Seed Hunters: Old World and Brave New World

Note: This is a guest posting from Maren Robinson, production dramaturg for our winter MainStage production of Hunger.

The work that the scientists in Hunger are conducting is scientific work that continues today. Portions of the story are flashbacks to the seed gathering trips conducted by Nikolai Vavilov and his students. In many ways Vavilov was wildly ahead of his time in seeking to gather and to preserve seeds both for research purposes and to maintain crop diversity.


Nikolai Vavilov on a 1927 seed-collecting trip.

Gathering seeds in dangerous and exotic countries can make science seem a bit more like an Indiana Jones movie. Vavilov did survive plane crashes, visit exotic locations, and have to make camp near lions. However, these trips to collect seeds are not just an excuse for dramatic tourism. Understanding biodiversity and the spread of crop plants and plant domestication around the world helps scientists understand our current crop plants and could be key in helping develop new crops and preventing world hunger. As climates change, it is useful for scientists and plant breeders to have access to seed stock of plants that grown in dry climates or wet climates to create new hybrids which may be more successful in certain climates or more resistant to certain pests.


Seed drawers at the Vavilov Institute in Leningrad.

Seed gathering is still a scientific pursuit. There is a new documentary, Seed Hunter, which focuses on current efforts to collect seeds around the world.

In Leningrad, in what is now named the N.I. Vavilov Institute of Plant Research there are still stores of seeds. However, in August 2010, the Pavlovsk Experimental Station, growing fields near Leningrad (now St. Petersburg) were under threat as the Russian government considered selling the fields to real estate developers suggesting that the delicate plants could be moved. After global outcry Russian President Dmitri Medvedev said the issue would be reviewed but the fate of the fields has yet to be resolved. According to a recent article in Guardian, the station’s collection includes such biodiversity as 600 types of apples collected from 35 countries.

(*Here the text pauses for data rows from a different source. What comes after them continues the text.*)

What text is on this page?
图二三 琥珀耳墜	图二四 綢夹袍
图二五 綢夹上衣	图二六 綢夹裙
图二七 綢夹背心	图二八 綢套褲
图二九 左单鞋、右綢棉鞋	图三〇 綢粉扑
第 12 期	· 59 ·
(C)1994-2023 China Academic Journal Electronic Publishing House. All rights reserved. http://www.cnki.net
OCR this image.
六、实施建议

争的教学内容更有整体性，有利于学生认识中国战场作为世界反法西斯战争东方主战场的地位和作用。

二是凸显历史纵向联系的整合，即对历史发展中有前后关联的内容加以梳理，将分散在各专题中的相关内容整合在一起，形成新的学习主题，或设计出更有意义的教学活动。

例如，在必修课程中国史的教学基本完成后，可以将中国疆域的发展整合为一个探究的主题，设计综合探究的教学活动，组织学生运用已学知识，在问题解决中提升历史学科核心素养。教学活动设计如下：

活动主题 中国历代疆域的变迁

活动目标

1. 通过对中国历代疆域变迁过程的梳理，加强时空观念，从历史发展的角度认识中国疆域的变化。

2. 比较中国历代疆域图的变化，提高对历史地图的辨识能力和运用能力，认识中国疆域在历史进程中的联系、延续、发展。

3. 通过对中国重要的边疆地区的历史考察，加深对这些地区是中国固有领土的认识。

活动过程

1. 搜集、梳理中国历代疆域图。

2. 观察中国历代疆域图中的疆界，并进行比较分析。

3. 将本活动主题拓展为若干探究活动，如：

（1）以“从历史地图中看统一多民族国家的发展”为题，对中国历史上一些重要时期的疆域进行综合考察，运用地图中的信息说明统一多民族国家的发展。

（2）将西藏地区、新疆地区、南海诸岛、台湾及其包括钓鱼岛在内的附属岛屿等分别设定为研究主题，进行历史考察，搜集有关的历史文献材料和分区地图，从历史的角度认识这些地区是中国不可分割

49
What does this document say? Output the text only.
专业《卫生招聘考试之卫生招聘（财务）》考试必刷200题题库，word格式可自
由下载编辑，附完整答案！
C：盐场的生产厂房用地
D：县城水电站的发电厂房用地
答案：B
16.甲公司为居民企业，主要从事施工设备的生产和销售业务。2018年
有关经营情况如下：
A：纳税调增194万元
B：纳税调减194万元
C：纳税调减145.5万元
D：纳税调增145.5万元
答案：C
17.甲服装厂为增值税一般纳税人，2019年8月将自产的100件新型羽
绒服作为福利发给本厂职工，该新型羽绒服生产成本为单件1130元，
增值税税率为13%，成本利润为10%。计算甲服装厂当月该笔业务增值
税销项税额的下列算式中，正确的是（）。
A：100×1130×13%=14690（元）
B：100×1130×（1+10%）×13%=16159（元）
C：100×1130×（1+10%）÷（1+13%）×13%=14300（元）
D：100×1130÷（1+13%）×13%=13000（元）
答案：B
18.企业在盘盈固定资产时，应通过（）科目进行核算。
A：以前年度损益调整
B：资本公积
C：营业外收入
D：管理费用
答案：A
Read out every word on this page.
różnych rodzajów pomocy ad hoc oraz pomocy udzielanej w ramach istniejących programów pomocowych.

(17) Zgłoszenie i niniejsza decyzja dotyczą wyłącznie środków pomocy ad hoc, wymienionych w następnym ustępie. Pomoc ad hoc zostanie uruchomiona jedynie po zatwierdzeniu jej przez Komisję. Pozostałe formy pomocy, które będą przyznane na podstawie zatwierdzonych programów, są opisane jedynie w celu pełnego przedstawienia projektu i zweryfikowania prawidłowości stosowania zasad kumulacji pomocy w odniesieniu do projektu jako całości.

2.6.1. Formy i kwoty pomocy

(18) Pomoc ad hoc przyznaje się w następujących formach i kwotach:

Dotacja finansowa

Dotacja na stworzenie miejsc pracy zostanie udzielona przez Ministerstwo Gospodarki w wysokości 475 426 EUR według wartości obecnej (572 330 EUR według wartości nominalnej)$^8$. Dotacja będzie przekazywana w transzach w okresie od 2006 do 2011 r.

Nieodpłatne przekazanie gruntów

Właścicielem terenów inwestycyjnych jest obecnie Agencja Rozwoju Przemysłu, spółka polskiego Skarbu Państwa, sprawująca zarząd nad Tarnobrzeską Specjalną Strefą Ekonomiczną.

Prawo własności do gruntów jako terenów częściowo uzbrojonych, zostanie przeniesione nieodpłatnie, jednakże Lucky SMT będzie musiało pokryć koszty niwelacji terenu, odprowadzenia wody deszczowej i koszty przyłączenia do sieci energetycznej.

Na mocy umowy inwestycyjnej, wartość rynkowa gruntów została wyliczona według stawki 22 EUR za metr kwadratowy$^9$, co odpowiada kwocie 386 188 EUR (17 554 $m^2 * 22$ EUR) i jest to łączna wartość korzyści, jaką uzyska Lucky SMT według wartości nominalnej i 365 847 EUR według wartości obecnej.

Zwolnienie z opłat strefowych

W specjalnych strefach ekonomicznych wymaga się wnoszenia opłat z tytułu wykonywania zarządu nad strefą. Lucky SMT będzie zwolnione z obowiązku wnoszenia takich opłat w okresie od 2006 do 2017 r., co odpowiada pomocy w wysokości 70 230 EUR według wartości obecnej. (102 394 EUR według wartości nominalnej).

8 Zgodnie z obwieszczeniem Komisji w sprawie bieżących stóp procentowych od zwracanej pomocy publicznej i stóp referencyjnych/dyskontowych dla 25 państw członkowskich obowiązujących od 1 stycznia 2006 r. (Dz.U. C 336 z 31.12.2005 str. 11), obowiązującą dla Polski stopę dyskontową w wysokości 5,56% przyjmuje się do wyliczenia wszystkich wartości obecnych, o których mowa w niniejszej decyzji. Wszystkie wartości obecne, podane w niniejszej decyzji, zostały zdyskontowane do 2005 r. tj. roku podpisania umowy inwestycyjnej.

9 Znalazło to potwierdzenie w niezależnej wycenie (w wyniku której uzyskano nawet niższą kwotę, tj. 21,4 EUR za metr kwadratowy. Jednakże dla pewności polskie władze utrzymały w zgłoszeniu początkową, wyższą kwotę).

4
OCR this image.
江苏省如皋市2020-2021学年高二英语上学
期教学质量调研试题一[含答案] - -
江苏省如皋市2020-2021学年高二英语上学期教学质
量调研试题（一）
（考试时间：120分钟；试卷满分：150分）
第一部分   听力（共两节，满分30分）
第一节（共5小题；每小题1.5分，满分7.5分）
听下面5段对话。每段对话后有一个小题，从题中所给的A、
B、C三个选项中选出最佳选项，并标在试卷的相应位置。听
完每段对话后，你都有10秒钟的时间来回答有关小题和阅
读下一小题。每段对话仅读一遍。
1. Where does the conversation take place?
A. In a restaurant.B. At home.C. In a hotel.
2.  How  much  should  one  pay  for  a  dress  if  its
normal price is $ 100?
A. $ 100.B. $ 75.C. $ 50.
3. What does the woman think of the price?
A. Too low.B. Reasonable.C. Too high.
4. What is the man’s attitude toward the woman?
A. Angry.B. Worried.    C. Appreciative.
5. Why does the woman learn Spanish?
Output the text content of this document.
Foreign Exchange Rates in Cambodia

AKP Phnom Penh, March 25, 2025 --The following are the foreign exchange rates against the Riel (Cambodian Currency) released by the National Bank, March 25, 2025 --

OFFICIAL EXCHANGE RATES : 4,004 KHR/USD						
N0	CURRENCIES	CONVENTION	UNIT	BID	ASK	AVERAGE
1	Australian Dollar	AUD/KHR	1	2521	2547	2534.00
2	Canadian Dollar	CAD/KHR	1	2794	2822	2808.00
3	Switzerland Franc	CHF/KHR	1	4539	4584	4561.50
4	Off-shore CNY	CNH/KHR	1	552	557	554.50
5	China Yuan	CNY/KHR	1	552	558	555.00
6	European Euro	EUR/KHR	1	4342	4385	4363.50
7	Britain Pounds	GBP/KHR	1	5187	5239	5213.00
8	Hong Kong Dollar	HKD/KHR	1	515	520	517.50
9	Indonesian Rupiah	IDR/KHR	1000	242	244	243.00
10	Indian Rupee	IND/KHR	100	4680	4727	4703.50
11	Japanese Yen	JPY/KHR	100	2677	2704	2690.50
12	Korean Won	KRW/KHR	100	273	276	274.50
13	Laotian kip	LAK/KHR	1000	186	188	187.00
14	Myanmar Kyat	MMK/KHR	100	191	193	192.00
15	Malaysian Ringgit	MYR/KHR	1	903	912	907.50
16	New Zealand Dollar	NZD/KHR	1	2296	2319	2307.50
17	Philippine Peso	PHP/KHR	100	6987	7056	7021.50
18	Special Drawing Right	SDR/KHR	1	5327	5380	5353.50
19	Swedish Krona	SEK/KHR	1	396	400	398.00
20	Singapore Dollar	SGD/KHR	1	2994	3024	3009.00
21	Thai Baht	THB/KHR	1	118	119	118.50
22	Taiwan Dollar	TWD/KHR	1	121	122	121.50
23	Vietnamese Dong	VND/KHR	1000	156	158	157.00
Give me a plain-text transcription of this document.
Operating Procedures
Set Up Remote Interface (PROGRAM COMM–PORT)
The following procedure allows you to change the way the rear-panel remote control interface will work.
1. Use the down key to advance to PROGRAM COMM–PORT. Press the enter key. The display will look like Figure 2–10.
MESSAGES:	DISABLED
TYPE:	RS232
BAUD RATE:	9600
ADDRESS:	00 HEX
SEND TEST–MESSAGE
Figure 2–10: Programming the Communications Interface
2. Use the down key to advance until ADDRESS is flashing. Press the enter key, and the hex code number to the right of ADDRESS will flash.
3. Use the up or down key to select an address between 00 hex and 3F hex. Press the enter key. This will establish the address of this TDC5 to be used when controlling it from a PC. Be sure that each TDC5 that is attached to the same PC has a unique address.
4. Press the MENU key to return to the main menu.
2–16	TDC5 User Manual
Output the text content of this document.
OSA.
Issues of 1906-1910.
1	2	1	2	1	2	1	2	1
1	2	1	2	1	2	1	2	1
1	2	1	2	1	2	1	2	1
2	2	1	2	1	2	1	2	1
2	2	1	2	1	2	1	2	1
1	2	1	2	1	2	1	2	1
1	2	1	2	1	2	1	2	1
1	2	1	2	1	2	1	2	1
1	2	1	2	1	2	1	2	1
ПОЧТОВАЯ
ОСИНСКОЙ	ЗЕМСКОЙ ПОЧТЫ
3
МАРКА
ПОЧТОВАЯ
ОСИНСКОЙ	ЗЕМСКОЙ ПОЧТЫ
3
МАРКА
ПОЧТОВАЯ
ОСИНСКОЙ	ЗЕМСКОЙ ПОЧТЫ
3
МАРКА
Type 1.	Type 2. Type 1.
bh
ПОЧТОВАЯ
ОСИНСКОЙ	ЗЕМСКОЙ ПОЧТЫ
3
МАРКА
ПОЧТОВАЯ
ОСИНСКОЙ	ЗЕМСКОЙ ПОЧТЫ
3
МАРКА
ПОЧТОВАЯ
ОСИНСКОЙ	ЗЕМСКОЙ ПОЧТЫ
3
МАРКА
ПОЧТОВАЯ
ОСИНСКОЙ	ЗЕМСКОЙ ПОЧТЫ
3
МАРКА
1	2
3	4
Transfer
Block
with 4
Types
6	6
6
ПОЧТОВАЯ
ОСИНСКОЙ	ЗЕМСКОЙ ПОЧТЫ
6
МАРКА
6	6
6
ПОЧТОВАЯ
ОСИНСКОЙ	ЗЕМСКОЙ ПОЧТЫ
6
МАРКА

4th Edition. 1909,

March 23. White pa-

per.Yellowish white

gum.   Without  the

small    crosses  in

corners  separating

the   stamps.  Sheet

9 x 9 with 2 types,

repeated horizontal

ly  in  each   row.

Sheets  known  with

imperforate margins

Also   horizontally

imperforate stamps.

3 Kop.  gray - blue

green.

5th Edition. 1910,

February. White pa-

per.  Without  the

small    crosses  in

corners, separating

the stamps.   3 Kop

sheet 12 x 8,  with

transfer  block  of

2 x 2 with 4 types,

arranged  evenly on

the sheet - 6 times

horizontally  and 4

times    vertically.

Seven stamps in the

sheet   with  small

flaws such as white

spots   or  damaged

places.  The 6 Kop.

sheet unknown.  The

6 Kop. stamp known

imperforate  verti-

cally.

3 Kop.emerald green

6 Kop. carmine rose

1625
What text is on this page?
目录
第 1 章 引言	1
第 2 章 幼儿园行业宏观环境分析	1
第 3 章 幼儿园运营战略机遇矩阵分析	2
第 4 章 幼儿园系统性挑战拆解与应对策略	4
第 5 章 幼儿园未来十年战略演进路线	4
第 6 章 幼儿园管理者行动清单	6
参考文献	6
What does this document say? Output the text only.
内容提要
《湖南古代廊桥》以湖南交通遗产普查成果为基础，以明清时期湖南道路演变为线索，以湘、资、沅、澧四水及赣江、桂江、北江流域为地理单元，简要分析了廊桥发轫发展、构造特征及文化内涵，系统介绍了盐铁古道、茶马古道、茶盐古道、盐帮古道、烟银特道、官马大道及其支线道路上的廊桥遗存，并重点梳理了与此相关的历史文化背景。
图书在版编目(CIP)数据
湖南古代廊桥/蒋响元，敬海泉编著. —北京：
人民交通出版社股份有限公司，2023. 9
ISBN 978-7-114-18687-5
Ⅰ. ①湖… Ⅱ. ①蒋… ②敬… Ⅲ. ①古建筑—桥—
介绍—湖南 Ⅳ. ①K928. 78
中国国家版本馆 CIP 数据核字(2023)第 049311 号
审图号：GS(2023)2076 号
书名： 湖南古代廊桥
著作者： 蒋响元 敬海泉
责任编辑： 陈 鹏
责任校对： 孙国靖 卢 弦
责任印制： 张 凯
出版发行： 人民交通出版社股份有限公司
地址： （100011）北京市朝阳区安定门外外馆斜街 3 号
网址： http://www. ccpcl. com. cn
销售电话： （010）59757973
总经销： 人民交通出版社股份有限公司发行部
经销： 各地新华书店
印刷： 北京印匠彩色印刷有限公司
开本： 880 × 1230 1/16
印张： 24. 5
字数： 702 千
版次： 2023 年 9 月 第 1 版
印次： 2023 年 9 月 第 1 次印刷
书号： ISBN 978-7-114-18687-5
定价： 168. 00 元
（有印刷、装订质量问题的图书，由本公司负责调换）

On February 26, 2008, the Svalbard Global Seed Vault opened. Also known as the “doomsday” vault, it is contains more than 500,000 varieties of seeds and is the most diverse collection of crop seeds in the world. Located on the artic ocean in a Norway it is meant to protect and preserved crops seed from pests, disease, natural disasters and climate change.


The “Doomsday” seed vault in Svalbard

In addition to these places to try and save seeds. Modern science and agribusiness has complicate the issue of seeds further. As companies have worked to genetically modify crops some companies have included a controversial “terminator gene.” This gene means that seeds saved from the plant will not germinate. New seed stock must be purchased from the company who created the modified seed. Companies view this as a way to protect intellectual property but has been criticized who worry genes that impede the procreation of plants could make their way into other plant populations and could be detrimental to subsistence farmers, creating a whole new range of concerns about the future of crop seeds. (It is important to clarify here that hybridization by cross breeding compatible crops is not the same as genetic modification of plants done in a lab.)

For those interested in biodiversity and gardeners interested in preserving heirloom varieties the Seed Savers Exchange is a non-governmental seedbank in the United States which collects and exchanges seeds among farmers and gardeners.